In a report on the study published online in JAMA Internal Medicine, Johns Hopkins researchers said they analyzed 5 percent of Medicare claims using a previously validated set of 19 overused procedures and a measure of so-called continuity of care.
For the study, lead author Max Romano, MD, MPH, and his colleagues measured the number of procedures each Medicare patient received that could be classified as potentially overused. The researchers defined overuse as services that may be provided in the absence of a clear medical basis, when the risk of harm exceeds its likely benefit. Examples of commonly overused procedures are antibiotics given for simple respiratory infections. Causes of overuse, according to Romano, include physicians who may not follow clinical guidelines and providers who inadvertently order procedures that a patient has already received.
Their results showed that 14.7 percent of patients were subjected to at least one potentially overused diagnostic, screening, monitoring, or treatment procedure in 2008. Overall, patients who had more continuity in their medical care had a lower chance of having an overused procedure. In particular, higher continuity was significantly associated with lower odds of nine procedures (six out of 13 diagnostic tests and three out of three therapeutic procedures).

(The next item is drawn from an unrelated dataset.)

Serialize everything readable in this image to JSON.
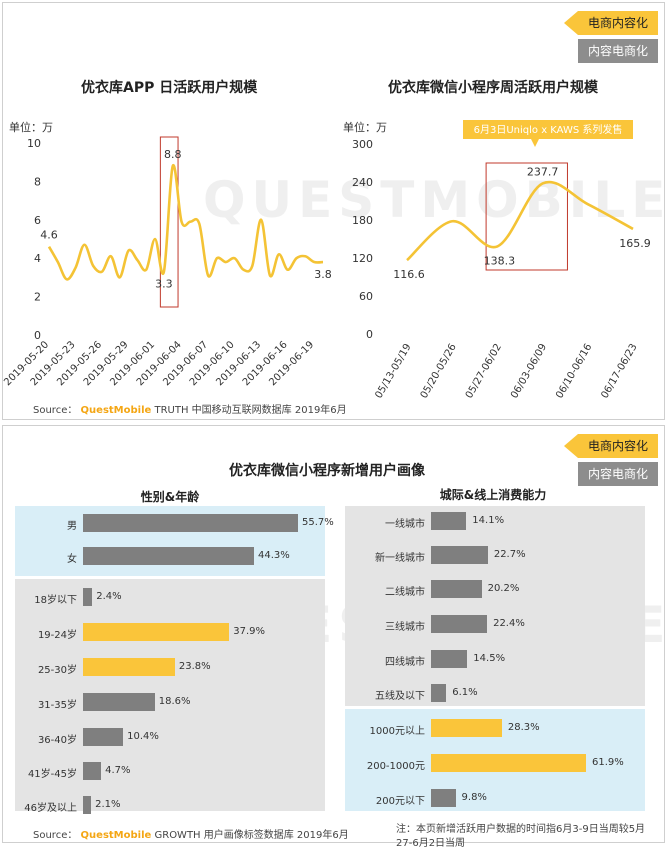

Higher continuity was associated with increased overuse for just three procedures: routine monitoring of digoxin, an MRI of the lumbar spine for low back pain prior to conservative therapy, and thorax CT scans with and without contrast.
“Increased continuity was associated with lower rates of overuse, suggesting a potential benefit of high-continuity care,” said Romano, a medical student at the Johns Hopkins University School of Medicine and the Johns Hopkins Bloomberg School of Public Health. The strength and direction of the association varied according to the specific procedure.

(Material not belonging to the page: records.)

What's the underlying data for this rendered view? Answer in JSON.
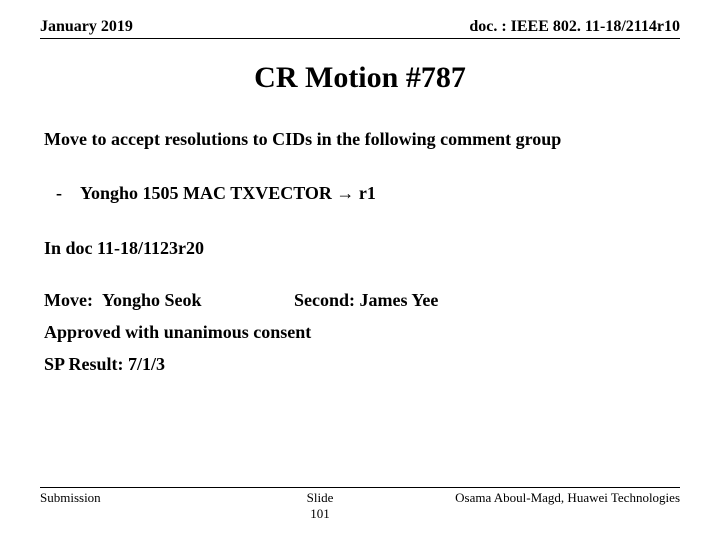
{
  "header": {
    "date": "January 2019",
    "docref": "doc. : IEEE 802. 11-18/2114r10"
  },
  "title": "CR Motion #787",
  "body": {
    "intro": "Move to accept resolutions to CIDs in the following comment group",
    "bullet": {
      "dash": "-",
      "text_prefix": "Yongho 1505 MAC TXVECTOR ",
      "arrow": "→",
      "text_suffix": " r1"
    },
    "docline": "In doc 11-18/1123r20",
    "move_label": "Move:",
    "mover": "Yongho Seok",
    "second_label": "Second:",
    "seconder": "James Yee",
    "approved": "Approved with unanimous consent",
    "sp_result": "SP Result: 7/1/3"
  },
  "footer": {
    "left": "Submission",
    "center_line1": "Slide",
    "center_line2": "101",
    "right": "Osama Aboul-Magd, Huawei Technologies"
  }
}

“Conservative estimates suggest that 30 percent of all healthcare spending nationwide-roughly $600 billion annually-could be eliminated without any decrease in healthcare quality,” said Romano. “This research is important because it suggests that fractured patient care is related to this massive amount of overuse.”
Each year, Romano said, the average Medicare patient racks up 13 medical visits in four different practices, split among an average of two primary-care physicians and five specialists. This lack of continuity has previously been associated with higher costs and lower-quality healthcare, but the links between continuity and specific patterns of procedure overuse had not been examined.
“The scale of overuse is mindboggling,” said Romano. “Unfortunately, patients just don’t know which procedures are necessary and which aren’t. They have to put a lot of trust in the healthcare system and providers. The fragmented healthcare system may make it harder for their providers to make the best decisions.”
Romano cautioned that the current study had limitations because it only examined correlations between continuity and overuse. But Romano hopes that his team’s results will inspire a deeper investigation. “If further research can validate our findings and establish a causal relationship between continuity driving overuse,” Romano said, “then it could really lead to a variety of policy decisions that could change our healthcare system for the better.”
This article was adapted from information provided by Johns Hopkins Medicine.